E&C Republicans Launch Investigation into Internal Scientific Disagreements at FDA

Washington, D.C. — House Energy and Commerce Committee Chair Cathy McMorris Rodgers (R-WA), Subcommittee on Health Chair Brett Guthrie (R-KY), and Subcommittee on Oversight and Investigations Chair Morgan Griffith (R-VA), on behalf of the Health and Oversight subcommittee Republicans, wrote to Food and Drug Administration (FDA) Commissioner Robert Califf regarding how the agency handles internal scientific disagreements. Of particular concern to the Committee is whether FDA scientists face possible retaliation for expressing differing scientific views. In the letter, the Chairs note they are prepared to pursue compulsory measures should the FDA fail to respond in a timely, good-faith manner.


[I]n August 2021, the FDA announced two top vaccine regulators were leaving the agency. One reason cited for the departures was that they were upset about the Biden administration’s announcement that adults should get a coronavirus booster vaccination eight months after they received their second shot. Neither reportedly believed there was enough data to justify offering booster shots yet, and both viewed the announcement by President Biden as pressure on the FDA to authorize the shots quickly. It is unknown whether the FDA dispute resolution process was used, and if not, why not. We are concerned that the FDA may have retaliated against career FDA regulators who were viewed as insufficiently cooperative with the Biden administration’s agenda.
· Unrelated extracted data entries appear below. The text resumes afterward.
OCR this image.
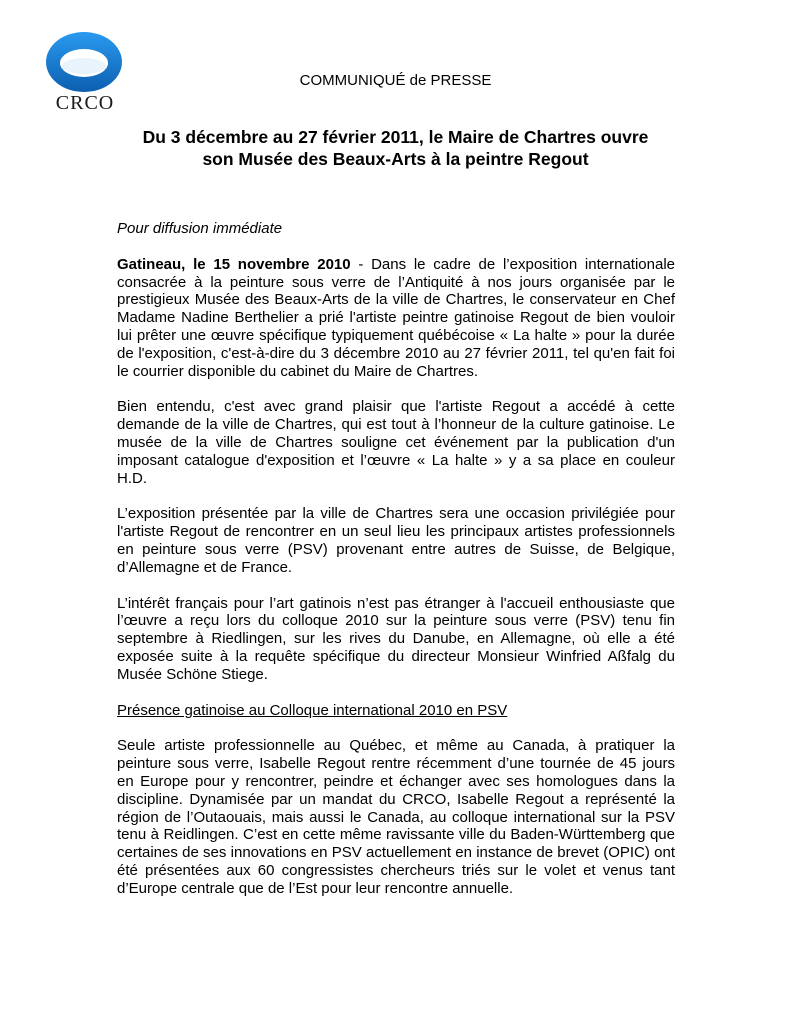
CRCO
COMMUNIQUÉ de PRESSE
Du 3 décembre au 27 février 2011, le Maire de Chartres ouvre
son Musée des Beaux-Arts à la peintre Regout

Pour diffusion immédiate

Gatineau, le 15 novembre 2010 - Dans le cadre de l’exposition internationale consacrée à la peinture sous verre de l’Antiquité à nos jours organisée par le prestigieux Musée des Beaux-Arts de la ville de Chartres, le conservateur en Chef Madame Nadine Berthelier a prié l'artiste peintre gatinoise Regout de bien vouloir lui prêter une œuvre spécifique typiquement québécoise « La halte » pour la durée de l'exposition, c'est-à-dire du 3 décembre 2010 au 27 février 2011, tel qu'en fait foi le courrier disponible du cabinet du Maire de Chartres.

Bien entendu, c'est avec grand plaisir que l'artiste Regout a accédé à cette demande de la ville de Chartres, qui est tout à l’honneur de la culture gatinoise. Le musée de la ville de Chartres souligne cet événement par la publication d'un imposant catalogue d'exposition et l’œuvre « La halte » y a sa place en couleur H.D.

L’exposition présentée par la ville de Chartres sera une occasion privilégiée pour l'artiste Regout de rencontrer en un seul lieu les principaux artistes professionnels en peinture sous verre (PSV) provenant entre autres de Suisse, de Belgique, d’Allemagne et de France.

L’intérêt français pour l’art gatinois n’est pas étranger à l'accueil enthousiaste que l’œuvre a reçu lors du colloque 2010 sur la peinture sous verre (PSV) tenu fin septembre à Riedlingen, sur les rives du Danube, en Allemagne, où elle a été exposée suite à la requête spécifique du directeur Monsieur Winfried Aßfalg du Musée Schöne Stiege.

Présence gatinoise au Colloque international 2010 en PSV

Seule artiste professionnelle au Québec, et même au Canada, à pratiquer la peinture sous verre, Isabelle Regout rentre récemment d’une tournée de 45 jours en Europe pour y rencontrer, peindre et échanger avec ses homologues dans la discipline. Dynamisée par un mandat du CRCO, Isabelle Regout a représenté la région de l’Outaouais, mais aussi le Canada, au colloque international sur la PSV tenu à Reidlingen. C’est en cette même ravissante ville du Baden-Württemberg que certaines de ses innovations en PSV actuellement en instance de brevet (OPIC) ont été présentées aux 60 congressistes chercheurs triés sur le volet et venus tant d’Europe centrale que de l’Est pour leur rencontre annuelle.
“Given the renewed interest in updated scientific integrity policy, the Committee seeks information on the adequacy of the FDA’s existing policies for handling scientific disagreements, and whether FDA leadership has taken retaliatory actions against dissenting FDA officials."
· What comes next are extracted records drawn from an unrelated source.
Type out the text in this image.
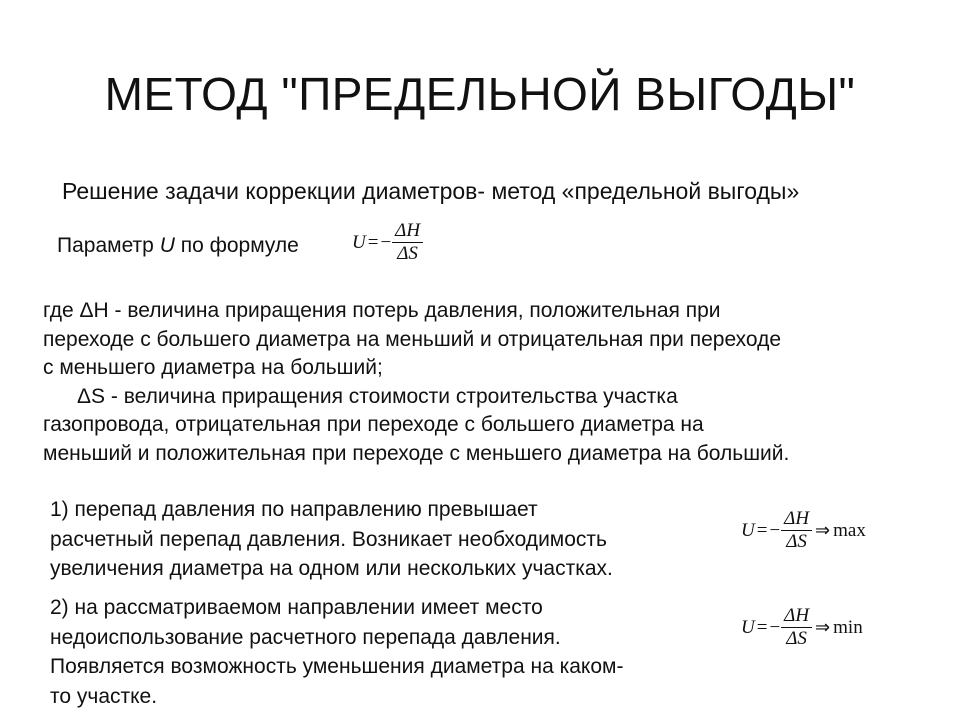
МЕТОД "ПРЕДЕЛЬНОЙ ВЫГОДЫ"
Решение задачи коррекции диаметров- метод «предельной выгоды»
Параметр U по формуле	U = − $\frac{\Delta H}{\Delta S}$
где ΔH - величина приращения потерь давления, положительная при
переходе с большего диаметра на меньший и отрицательная при переходе
с меньшего диаметра на больший;
ΔS - величина приращения стоимости строительства участка
газопровода, отрицательная при переходе с большего диаметра на
меньший и положительная при переходе с меньшего диаметра на больший.
1) перепад давления по направлению превышает
расчетный перепад давления. Возникает необходимость
увеличения диаметра на одном или нескольких участках.
U = − $\frac{\Delta H}{\Delta S}$ ⇒ max
2) на рассматриваемом направлении имеет место
недоиспользование расчетного перепада давления.
Появляется возможность уменьшения диаметра на каком-
то участке.
U = − $\frac{\Delta H}{\Delta S}$ ⇒ min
  • A September 2023 Government Accountability Office (GAO) report highlighted the Department of Health and Human Services’ (HHS) interest in developing processes for differing scientific opinions.
  • The GAO also noted that the FDA has existing dispute resolution policies and may continue to use them when the updated scientific integrity policy is finalized.
  • In addition, the GAO has issued two other recent reports that are pertinent to the FDA’s handling of internal scientific disagreements.
  • In June 2012, the HHS Office of Inspector General (OIG) issued a study, Scientific Disagreements Regarding Medical Device Regulatory Decisions.
  • The OIG found that accountability for the completeness of administrative files related to scientific disagreements was unclear as
  • Not all Center for Devices and Radiological Health (CDRH) managers and reviewers received training on the new procedures
  • CDRH faced broader challenges in identifying and resolving scientific disagreements because of uncertainty about regulatory definitions and processes and staff perceptions about expressing differences of opinion
  • Further, the OIG recommended that the FDA:
  • (1) define more clearly its requirements for documenting and resolving scientific disagreements
  • (2) train all reviewers and managers on the new policies and procedures for resolving scientific disagreements
  • (3) more clearly assign accountability for the contents of the administrative files of all submissions
  • The FDA concurred with all three recommendations.
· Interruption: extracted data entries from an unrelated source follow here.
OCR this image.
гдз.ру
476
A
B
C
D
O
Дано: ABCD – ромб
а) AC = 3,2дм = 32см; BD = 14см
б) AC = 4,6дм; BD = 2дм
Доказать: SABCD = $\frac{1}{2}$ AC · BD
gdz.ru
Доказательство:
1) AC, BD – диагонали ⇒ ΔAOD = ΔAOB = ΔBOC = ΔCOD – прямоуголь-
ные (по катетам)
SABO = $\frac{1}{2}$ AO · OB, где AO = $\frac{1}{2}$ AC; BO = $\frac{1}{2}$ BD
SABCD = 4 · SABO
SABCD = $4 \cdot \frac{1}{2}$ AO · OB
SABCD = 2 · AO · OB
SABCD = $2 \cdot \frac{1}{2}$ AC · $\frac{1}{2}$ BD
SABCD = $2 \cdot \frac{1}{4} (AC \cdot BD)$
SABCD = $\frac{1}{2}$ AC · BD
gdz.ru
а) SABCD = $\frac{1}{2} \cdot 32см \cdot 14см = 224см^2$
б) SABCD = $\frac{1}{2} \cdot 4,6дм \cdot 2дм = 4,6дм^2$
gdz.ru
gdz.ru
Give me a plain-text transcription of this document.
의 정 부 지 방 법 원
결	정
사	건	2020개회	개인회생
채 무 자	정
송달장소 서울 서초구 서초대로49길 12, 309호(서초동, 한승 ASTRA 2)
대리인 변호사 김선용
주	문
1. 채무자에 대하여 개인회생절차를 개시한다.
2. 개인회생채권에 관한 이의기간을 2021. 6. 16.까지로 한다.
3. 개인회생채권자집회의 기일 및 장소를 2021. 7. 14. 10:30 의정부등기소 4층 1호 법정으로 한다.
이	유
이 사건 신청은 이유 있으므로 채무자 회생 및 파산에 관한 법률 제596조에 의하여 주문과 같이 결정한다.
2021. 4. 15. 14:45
The Chairs requested a response with the following information by January 17, 2024: 

  • Copies of the administrative files related to all internal scientific disagreements at the FDA since January 1, 2018, documenting whether and/or how the resolution was reached and the basis, including any joint memoranda.
  • All documents since January 1, 2018, related to the Office of Chief Scientist handling of appeals of internal scientific disagreements at the FDA.
  • All documents related to the scientific disagreement within the FDA over coronavirus booster vaccination during summer 2021. If the internal process was not used, please provide all documents related to any changes in decision-making authority on the coronavirus booster vaccination during summer 2021 (e.g., authority removed from the director and deputy director of the Center for Biologics Evaluation and Research (CBER) vaccines office and reassigned to the CBER director).
  • All documents since January 1, 2018, related to all instances where decision-making authority was removed from FDA officials involved in regulatory decisions.